Es gebe einen «Kampf um visuelle Deutungshoheit», sagte die österreichische Autorin und Journalistin Ingrid Brodnig, die sich insbesondere auch mit dem Umgang mit Desinformation befasst, der Deutschen Presse-Agentur. Das vorliegende Material stehe deutlich in Kontrast zu der von der US-Regierung verbreiteten Version zum Tathergang.

Die Regierung von US-Präsident Donald Trump habe «hier argumentativ und inhaltlich folgendes Problem: Sie nutzen Worte, um den Erschossenen Alex Pretti zu diskreditieren, ihn als angeblich gefährlich darzustellen», sagte Brodnig.

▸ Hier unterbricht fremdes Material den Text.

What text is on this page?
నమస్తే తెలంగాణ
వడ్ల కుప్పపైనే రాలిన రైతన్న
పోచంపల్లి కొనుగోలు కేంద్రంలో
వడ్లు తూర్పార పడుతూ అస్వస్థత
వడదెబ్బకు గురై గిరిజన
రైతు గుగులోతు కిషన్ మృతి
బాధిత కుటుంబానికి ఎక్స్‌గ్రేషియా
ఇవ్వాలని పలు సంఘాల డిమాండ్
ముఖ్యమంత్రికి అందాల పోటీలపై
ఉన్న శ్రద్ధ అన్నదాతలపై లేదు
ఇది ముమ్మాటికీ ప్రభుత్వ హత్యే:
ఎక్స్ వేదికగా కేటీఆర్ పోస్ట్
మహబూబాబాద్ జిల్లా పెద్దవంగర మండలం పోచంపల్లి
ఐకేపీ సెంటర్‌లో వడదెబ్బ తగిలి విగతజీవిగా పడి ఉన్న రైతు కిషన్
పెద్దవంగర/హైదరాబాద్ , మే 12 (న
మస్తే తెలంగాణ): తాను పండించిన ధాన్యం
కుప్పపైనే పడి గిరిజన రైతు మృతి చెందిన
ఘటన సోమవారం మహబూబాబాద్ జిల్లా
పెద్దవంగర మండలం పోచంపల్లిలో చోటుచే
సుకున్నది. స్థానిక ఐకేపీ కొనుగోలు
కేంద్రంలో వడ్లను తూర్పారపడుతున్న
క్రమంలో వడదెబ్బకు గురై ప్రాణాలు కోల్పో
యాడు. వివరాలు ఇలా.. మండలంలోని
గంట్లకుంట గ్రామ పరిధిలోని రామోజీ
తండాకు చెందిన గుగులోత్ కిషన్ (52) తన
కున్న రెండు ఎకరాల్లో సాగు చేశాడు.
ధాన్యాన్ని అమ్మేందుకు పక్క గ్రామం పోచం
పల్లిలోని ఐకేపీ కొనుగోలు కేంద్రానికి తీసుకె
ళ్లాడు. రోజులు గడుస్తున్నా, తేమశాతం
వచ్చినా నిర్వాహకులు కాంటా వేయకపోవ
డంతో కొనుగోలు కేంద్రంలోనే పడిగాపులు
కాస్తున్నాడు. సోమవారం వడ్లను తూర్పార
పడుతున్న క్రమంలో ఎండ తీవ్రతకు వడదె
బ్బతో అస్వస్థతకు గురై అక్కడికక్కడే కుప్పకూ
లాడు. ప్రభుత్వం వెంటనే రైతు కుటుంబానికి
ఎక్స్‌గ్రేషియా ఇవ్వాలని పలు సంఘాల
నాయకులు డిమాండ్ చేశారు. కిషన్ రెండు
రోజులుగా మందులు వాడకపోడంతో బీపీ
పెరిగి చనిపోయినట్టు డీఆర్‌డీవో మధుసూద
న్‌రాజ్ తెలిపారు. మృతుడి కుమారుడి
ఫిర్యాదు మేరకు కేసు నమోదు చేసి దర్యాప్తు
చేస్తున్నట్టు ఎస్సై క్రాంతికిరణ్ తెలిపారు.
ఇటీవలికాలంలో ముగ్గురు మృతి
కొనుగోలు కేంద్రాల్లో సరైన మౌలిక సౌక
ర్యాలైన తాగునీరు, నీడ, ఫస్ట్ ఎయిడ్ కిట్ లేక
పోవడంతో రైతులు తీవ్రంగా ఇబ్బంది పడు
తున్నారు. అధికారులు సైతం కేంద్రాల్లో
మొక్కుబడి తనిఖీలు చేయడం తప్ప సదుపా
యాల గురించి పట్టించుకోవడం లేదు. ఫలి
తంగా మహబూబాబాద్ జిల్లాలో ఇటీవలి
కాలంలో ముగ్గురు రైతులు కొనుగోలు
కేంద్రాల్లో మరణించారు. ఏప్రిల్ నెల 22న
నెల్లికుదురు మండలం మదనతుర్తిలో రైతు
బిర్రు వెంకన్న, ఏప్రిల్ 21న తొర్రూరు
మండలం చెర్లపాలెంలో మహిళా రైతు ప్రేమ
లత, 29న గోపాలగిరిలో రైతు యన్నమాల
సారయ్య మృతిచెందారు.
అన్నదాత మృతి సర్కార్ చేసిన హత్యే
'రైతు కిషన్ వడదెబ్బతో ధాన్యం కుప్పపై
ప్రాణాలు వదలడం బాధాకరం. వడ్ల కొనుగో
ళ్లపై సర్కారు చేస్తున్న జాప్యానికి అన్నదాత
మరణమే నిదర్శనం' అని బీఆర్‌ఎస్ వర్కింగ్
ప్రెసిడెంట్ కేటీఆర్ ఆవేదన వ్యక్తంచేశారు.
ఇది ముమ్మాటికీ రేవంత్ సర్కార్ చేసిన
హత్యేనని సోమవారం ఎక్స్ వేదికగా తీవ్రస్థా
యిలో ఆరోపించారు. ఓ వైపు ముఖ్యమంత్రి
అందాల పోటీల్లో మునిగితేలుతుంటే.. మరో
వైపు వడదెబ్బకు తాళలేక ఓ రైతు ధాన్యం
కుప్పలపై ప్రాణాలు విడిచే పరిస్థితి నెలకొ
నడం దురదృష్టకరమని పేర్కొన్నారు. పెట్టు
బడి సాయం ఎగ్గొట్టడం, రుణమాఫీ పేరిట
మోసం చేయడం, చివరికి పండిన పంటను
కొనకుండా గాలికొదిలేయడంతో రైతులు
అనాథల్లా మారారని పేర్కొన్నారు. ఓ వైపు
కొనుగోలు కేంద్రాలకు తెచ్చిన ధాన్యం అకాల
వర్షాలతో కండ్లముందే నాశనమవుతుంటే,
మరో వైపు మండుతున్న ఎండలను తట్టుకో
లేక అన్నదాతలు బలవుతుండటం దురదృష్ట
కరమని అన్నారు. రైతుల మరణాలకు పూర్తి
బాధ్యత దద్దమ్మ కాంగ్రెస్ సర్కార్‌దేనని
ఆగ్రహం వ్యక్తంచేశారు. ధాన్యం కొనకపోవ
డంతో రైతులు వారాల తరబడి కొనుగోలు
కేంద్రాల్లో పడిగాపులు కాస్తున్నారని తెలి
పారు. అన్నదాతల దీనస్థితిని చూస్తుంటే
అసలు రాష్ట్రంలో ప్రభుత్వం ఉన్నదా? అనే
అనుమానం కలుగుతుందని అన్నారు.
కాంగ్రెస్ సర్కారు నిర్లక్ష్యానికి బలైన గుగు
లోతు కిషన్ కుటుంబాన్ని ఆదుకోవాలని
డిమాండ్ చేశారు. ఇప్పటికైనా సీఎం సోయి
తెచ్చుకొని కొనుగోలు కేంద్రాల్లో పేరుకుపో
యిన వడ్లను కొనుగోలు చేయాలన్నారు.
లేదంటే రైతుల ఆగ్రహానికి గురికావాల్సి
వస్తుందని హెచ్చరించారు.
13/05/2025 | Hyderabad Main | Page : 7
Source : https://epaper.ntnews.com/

«Oft wirken aber Bilder eindrucksvoller als Worte. Und man sieht auf den vielfach geteilten Videos, dass dieser Mann nur ein Smartphone in der Hand hielt. Hier ist das Bild die stärkere Botschaft.»
04.00 Uhr: Obamas rufen zu friedlichem Protest auf
Ex-US-Präsident Barack Obama und seine Frau Michelle rufen nach dem Tod des US-Bürgers Alex Pretti in Minneapolis zu öffentlichem Protest auf.
Jede Amerikanerin und jeder Amerikaner sollte die Welle friedlicher Proteste in der Stadt im Norden der USA und anderen Teilen des Landes unterstützen und daraus Inspiration schöpfen, schrieb das Ehepaar in einem gemeinsamen Statement.

«Sie sind eine zeitgemässe Erinnerung daran, dass es letztlich an jedem und jeder von uns als Bürgerinnen und Bürgern liegt, gegen Ungerechtigkeit aufzustehen, unsere grundlegenden Freiheiten zu schützen und unsere Regierung zur Rechenschaft zu ziehen.»
Die Obamas schrieben: «Die Tötung von Alex Pretti ist eine herzzerreissende Tragödie.» Es sollte ein «Weckruf» für jeden Amerikaner unabhängig von der Parteirichtung sein, dass viele der Kernwerte als Nation gerade zunehmend unter Beschuss gerieten.
Die Bundesseite sollte eigentlich mit lokalen Behörden und denen des Bundesstaates zusammenarbeiten, um öffentliche Sicherheit herzustellen, schreiben die Obamas. «Genau das sehen wir in Minnesota nicht. Tatsächlich erleben wir das Gegenteil.»